Market Scope: Global economy starting the year in top form

Author: NN Investment Partners

As we look ahead to 2017, we can see growing geopolitical risks, fears over migration, the threat of European fragmentation and the spread of populism. But we also see the global economy heading into the new year in better shape than it has been in for past 10 years.

Political risks in the US or Europe, hawkish central banks or renewed emerging market worries are just a few of the uncertainty factors that could move markets this year. For now, though, the underlying economy is guiding us toward a growth-oriented mind set.
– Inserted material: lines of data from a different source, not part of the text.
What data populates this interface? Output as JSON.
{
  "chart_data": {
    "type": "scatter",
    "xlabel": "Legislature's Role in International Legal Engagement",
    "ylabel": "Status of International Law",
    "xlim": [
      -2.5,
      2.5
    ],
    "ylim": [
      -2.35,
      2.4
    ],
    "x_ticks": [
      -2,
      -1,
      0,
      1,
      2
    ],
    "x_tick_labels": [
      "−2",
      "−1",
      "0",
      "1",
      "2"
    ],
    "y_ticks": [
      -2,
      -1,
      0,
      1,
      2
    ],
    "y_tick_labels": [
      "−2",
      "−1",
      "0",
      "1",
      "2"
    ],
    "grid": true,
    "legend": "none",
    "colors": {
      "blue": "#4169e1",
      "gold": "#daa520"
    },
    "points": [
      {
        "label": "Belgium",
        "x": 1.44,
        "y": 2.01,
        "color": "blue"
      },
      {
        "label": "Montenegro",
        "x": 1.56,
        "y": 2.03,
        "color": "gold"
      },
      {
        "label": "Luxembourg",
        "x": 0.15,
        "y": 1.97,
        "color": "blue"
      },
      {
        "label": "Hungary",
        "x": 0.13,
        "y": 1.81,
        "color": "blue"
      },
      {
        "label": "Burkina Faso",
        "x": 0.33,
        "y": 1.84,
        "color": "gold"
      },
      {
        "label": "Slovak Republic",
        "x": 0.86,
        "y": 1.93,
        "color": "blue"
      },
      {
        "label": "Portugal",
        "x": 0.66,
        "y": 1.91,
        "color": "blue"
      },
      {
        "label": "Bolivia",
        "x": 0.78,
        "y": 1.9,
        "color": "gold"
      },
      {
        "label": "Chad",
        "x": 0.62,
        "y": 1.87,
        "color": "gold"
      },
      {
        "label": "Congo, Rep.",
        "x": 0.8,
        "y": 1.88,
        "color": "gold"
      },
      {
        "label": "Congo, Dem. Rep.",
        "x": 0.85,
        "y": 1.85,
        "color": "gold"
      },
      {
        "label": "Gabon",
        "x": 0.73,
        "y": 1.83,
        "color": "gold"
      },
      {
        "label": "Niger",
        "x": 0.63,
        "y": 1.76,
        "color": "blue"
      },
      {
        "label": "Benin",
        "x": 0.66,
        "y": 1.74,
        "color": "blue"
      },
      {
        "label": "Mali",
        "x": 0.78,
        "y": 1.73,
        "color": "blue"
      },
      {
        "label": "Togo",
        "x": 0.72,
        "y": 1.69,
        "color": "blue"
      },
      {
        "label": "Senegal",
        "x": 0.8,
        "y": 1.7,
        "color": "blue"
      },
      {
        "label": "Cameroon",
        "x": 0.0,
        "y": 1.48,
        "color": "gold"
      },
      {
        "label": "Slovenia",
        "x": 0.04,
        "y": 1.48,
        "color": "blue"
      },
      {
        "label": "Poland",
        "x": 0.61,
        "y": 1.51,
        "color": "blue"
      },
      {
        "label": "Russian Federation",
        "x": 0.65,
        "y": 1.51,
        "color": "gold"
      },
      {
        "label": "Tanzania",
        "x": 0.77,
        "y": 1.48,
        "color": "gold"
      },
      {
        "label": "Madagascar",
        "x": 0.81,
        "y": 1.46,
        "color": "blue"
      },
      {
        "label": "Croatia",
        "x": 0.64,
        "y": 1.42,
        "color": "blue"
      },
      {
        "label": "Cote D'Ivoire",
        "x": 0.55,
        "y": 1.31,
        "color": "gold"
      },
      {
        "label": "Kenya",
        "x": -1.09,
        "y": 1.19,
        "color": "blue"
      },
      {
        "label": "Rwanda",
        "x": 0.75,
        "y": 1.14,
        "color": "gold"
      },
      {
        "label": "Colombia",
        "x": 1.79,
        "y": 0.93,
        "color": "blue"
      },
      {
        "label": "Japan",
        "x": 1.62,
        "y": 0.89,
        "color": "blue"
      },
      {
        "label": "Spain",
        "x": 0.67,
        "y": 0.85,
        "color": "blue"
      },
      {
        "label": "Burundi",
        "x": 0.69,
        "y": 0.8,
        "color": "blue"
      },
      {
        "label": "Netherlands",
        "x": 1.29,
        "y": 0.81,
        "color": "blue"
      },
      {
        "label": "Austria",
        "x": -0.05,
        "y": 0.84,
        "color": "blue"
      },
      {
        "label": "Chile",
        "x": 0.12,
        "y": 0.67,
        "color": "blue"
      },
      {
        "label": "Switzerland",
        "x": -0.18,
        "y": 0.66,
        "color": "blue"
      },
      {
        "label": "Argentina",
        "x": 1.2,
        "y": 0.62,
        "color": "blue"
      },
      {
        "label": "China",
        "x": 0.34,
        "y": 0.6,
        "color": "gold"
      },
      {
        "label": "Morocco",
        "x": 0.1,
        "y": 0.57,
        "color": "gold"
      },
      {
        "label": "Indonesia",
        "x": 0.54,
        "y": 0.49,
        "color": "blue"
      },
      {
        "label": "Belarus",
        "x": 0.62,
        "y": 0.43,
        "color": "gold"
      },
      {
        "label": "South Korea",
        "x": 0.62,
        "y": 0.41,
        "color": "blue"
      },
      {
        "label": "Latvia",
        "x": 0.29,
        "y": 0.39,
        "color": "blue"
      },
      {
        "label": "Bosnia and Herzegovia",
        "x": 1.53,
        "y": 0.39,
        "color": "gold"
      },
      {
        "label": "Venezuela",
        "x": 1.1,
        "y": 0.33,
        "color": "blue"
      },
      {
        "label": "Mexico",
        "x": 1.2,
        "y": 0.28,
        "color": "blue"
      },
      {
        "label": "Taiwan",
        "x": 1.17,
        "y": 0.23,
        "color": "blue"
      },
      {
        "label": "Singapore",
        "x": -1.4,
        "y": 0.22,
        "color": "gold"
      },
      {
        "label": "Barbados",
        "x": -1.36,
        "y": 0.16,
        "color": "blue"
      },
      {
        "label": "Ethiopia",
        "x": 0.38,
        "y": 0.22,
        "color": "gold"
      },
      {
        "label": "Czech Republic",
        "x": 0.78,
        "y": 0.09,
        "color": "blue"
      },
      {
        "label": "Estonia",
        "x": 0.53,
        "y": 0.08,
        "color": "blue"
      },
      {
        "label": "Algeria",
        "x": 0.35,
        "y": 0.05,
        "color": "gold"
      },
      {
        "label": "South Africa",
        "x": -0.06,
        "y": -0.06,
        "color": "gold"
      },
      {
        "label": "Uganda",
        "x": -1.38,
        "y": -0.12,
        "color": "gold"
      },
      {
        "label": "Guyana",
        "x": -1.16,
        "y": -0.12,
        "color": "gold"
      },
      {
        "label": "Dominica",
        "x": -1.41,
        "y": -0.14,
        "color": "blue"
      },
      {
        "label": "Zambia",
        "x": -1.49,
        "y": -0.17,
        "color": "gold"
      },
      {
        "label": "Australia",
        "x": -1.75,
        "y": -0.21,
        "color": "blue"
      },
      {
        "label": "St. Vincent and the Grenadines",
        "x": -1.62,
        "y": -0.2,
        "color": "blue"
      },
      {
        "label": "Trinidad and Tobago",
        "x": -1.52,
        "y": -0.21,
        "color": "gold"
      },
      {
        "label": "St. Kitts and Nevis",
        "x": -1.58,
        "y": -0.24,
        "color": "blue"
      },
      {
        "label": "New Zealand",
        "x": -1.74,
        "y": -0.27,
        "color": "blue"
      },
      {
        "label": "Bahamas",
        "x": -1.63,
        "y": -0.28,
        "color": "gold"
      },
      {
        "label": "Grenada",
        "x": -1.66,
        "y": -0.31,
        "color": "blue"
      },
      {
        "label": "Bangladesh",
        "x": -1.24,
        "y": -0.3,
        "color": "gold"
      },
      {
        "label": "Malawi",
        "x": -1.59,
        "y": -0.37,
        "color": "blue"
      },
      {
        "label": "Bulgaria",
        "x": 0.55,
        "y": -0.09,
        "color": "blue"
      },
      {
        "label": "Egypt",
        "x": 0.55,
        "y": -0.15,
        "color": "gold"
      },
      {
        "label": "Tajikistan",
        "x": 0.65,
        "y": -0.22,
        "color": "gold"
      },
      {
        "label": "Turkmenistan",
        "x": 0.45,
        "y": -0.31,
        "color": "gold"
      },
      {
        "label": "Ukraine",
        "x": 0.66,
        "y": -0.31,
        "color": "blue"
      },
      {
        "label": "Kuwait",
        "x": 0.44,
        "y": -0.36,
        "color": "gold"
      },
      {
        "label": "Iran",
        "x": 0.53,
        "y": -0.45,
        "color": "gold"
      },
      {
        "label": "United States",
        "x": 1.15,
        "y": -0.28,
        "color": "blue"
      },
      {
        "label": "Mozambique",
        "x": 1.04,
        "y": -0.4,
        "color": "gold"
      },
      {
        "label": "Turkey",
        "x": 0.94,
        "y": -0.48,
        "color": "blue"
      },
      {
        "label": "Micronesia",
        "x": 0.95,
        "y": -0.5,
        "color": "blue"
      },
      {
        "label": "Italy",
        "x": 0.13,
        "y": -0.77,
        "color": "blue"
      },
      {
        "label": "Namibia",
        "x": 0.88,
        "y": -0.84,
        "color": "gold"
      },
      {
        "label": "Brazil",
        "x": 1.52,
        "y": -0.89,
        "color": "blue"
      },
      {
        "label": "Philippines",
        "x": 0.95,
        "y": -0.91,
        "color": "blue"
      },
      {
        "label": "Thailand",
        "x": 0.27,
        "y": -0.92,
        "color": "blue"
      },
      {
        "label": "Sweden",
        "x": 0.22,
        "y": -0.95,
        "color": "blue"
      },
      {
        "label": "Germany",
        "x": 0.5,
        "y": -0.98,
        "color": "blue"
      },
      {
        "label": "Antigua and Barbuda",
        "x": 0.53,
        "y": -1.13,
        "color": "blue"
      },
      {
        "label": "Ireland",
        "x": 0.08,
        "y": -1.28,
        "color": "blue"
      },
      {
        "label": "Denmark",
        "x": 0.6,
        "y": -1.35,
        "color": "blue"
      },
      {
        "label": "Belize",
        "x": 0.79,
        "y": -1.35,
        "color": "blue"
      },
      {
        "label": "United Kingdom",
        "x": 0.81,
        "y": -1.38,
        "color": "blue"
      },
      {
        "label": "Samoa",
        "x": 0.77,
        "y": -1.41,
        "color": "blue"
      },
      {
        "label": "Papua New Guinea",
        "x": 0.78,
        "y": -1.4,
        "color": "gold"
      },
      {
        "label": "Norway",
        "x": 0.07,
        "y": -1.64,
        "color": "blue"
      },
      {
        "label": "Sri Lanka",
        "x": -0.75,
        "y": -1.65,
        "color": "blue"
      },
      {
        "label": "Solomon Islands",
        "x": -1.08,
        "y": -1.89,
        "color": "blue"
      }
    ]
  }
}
We have increased the risk tilt in our asset allocation.

One of the lessons of 2016 was that politics is not the only thing that matters for markets. Many of us were caught off guard by last year’s political surprises and perhaps even more so by the market’s reactions to them. The Brexit vote and the US election could not stop the market from realizing that the global economy was actually and convincingly improving and that it was heading into the new year in its best state of the last decade. Unemployment rates are at cyclical lows, household and corporate confidence is at cyclical highs and leading indicators for the business cycle are pointing up in a synchronized way across the globe.

Meanwhile, investors remain rich in cash and/or bonds, two asset classes that probably offer the weakest expected returns since the 1930s. Investor sentiment has jumped higher in response to stronger GDP and earnings growth expectations. And since excessive positioning or contrarian technical signals are no longer visible for most risky assets, it made sense to further upgrade our risk tilt by adding to both equities and real estate in recent weeks.

Equities were upgraded to a small overweight. The fundamental indicators linked to the economy and earnings are positive. The short-term technicals have come off a bit and are no longer in overbought territory. Hence our decision to move equities up again to a small overweight. We upgraded real estate from a medium to a large overweight. Investors sometimes forget the important cyclical component present in this asset class. In the short term, a strong rise in bond yields could act as a drag on this asset class, but we think this risk is limited and will happen against a background of strong economic fundamentals.